How can we bring up God's omnipotence (His all-powerfulness) and try (as we're wont to do) to encapsulate it in as few words as possible? There is practicality in succinctness. If you feel you need to read St. Thomas Aquinas’ Summa Thologica, then by all means. I'll wait right here.
And if you still have a hankering for something that you can't put your finger on, may I suggest the "simplicity of Christ" (2 Corinthians 11:3)? Jesus said that all power in Heaven and earth was given to Him (Matthew 28:18). He said this prior to sending His disciples out on the "great commission", which was to take the Gospel all over the world. It should be understood that the disciples received their power from Jesus, who in turn received His power from His Father. A closed loop. Whenever we partake of God's work in this world, whether it's feeding the homeless in our cities or adopting orphans from Africa, or smiling at someone to show them God's love, it's all from the same power source. From God Himself. The confidence needed to do any of these things—at any stage therein—is the power of God. As much as you need. "Power on earth to forgive sins" (Matthew 9:6). Power to overcome and do whatever God has called you to do. "All things" as Peter wrote. (2 Peter 1:3).

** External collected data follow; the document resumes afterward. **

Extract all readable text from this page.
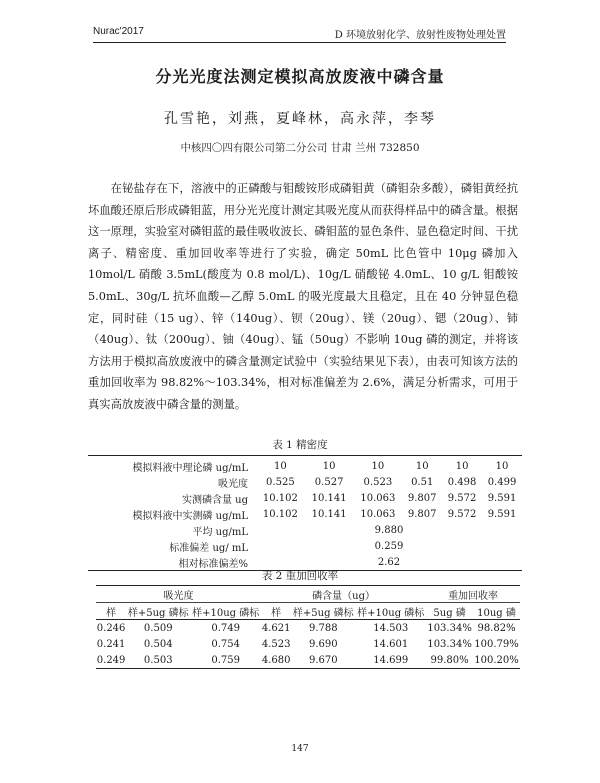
Nurac'2017	D 环境放射化学、放射性废物处理处置
分光光度法测定模拟高放废液中磷含量
孔雪艳，刘燕，夏峰林，高永萍，李琴
中核四〇四有限公司第二分公司 甘肃 兰州 732850

在铋盐存在下，溶液中的正磷酸与钼酸铵形成磷钼黄（磷钼杂多酸），磷钼黄经抗坏血酸还原后形成磷钼蓝，用分光光度计测定其吸光度从而获得样品中的磷含量。根据这一原理，实验室对磷钼蓝的最佳吸收波长、磷钼蓝的显色条件、显色稳定时间、干扰离子、精密度、重加回收率等进行了实验，确定 50mL 比色管中 10μg 磷加入 10mol/L 硝酸 3.5mL(酸度为 0.8 mol/L)、10g/L 硝酸铋 4.0mL、10 g/L 钼酸铵 5.0mL、30g/L 抗坏血酸—乙醇 5.0mL 的吸光度最大且稳定，且在 40 分钟显色稳定，同时硅（15 ug）、锌（140ug）、钡（20ug）、镁（20ug）、锶（20ug）、铈（40ug）、钛（200ug）、铀（40ug）、锰（50ug）不影响 10ug 磷的测定，并将该方法用于模拟高放废液中的磷含量测定试验中（实验结果见下表），由表可知该方法的重加回收率为 98.82%～103.34%，相对标准偏差为 2.6%，满足分析需求，可用于真实高放废液中磷含量的测量。

表 1 精密度
模拟料液中理论磷 ug/mL	10	10	10	10	10	10
吸光度	0.525	0.527	0.523	0.51	0.498	0.499
实测磷含量 ug	10.102	10.141	10.063	9.807	9.572	9.591
模拟料液中实测磷 ug/mL	10.102	10.141	10.063	9.807	9.572	9.591
平均 ug/mL	9.880					
标准偏差 ug/ mL	0.259					
相对标准偏差%	2.62					
表 2 重加回收率
吸光度			磷含量（ug）			重加回收率	
样	样+5ug 磷标	样+10ug 磷标	样	样+5ug 磷标	样+10ug 磷标	5ug 磷	10ug 磷
0.246	0.509	0.749	4.621	9.788	14.503	103.34%	98.82%
0.241	0.504	0.754	4.523	9.690	14.601	103.34%	100.79%
0.249	0.503	0.759	4.680	9.670	14.699	99.80%	100.20%
147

"I can do all things through Christ which strengtheneth me." (Philippians 4:13)
Plenipotence is a word you may not hear too often. As opposed to all power which is solely God's, plenipotence is distinct in that it means full power. In other words, all the power you can contain. The more power you need for the task at hand, the better it is. "All power on Heaven and earth" belongs to Jesus and it's ours for the asking. "How shall He not with Him (Jesus, He’s first), also freely give us all things?" (Romans 8:32). Plenipotence is possible.
In closing, a closed circuit, or closed loop, means that the power can flow. The appliance can turn on. The more of God's word that we both memorize and meditate upon—like wires and circuitry—the more power we can receive to do God's work in this world.
Unlike a snake that devours its own tail (the Ourobouros of myth) and symbolizing a completed cycle, God’s power is self-perpetuating, in and of Himself. His power is not divorced from His person. Rest in Him.